Location
- Northcourt Road Abingdon-on-Thames, Oxfordshire, OX14 1NP England 51°40′54″N 1°17′03″W﻿ / ﻿51.68171°N 1.28403°W

Information
- Type: Academy
- Local authority: Oxfordshire
- Department for Education URN: 146392 Tables
- Ofsted: Reports
- Head teacher: Will Speke
- Gender: Coeducational
- Age: 11 to 18
- Enrolment: 591 students (Years 7–11; 2025)
- Sixth form students: 88 students (2025)
- Colours: Blue, White and Gold
- Website: fitzharrys.oxon.sch.uk

= Fitzharrys School =

Fitzharrys School is a coeducational secondary school and sixth form located in Abingdon-on-Thames, Oxfordshire, England. There are about 650 students attending. The headteacher since March 2020 is Will Speke, who took over from Jonathan Dennett. The school emblem that adorns the gateway and uniform badges depicts three harriers on a light blue background.

==School status==
Until November 2018, it was a community school administered by Oxfordshire County Council. It joined John Mason School and Rush Common School to form the Abingdon Learning Trust (now called the ALT Trust) converting to an Academy.

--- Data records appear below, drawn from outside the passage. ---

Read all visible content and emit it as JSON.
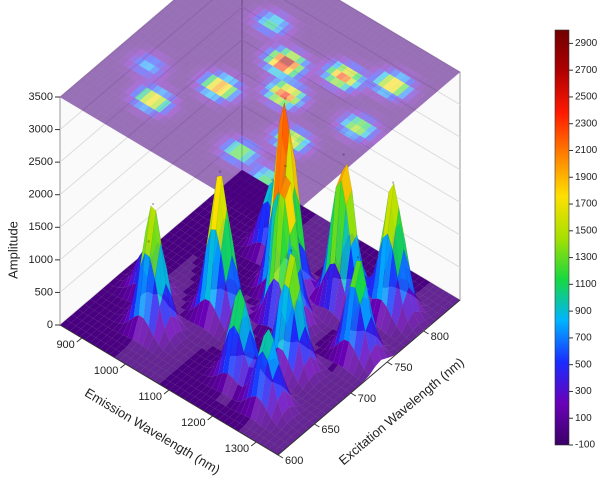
{
  "chart_data": {
    "type": "surface3d",
    "xlabel": "Emission Wavelength (nm)",
    "ylabel": "Excitation Wavelength (nm)",
    "zlabel": "Amplitude",
    "xlim": [
      850,
      1350
    ],
    "xticks": [
      900,
      1000,
      1100,
      1200,
      1300
    ],
    "ylim": [
      600,
      850
    ],
    "yticks": [
      600,
      650,
      700,
      750,
      800
    ],
    "zlim": [
      0,
      3500
    ],
    "zticks": [
      0,
      500,
      1000,
      1500,
      2000,
      2500,
      3000,
      3500
    ],
    "colorbar": {
      "lim": [
        -100,
        3000
      ],
      "ticks": [
        -100,
        100,
        300,
        500,
        700,
        900,
        1100,
        1300,
        1500,
        1700,
        1900,
        2100,
        2300,
        2500,
        2700,
        2900
      ]
    },
    "peaks": {
      "x": [
        920,
        980,
        1050,
        1100,
        1150,
        1200,
        1230,
        1280,
        1300,
        1180,
        1020,
        1260
      ],
      "y": [
        680,
        650,
        700,
        760,
        730,
        780,
        690,
        800,
        740,
        650,
        790,
        640
      ],
      "values": [
        800,
        1900,
        2200,
        2950,
        2400,
        2300,
        1800,
        2000,
        1500,
        1400,
        1100,
        1200
      ]
    },
    "top_projection": true
  }
}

Since 2005, Fitzharrys School has held the status of a specialist school for technology. The specialist school status is a joint partnership between the three state secondary schools in Abingdon: Fitzharrys, John Mason School and Larkmead School.

==Notable former pupils==
- Kate Garraway (Good Morning Britain (ITV) presenter) attended the school.
- Professor Kathy Sykes, Collier Chair For Public Engagement in Science and Engineering at the University of Bristol, studied at Fitzharrys.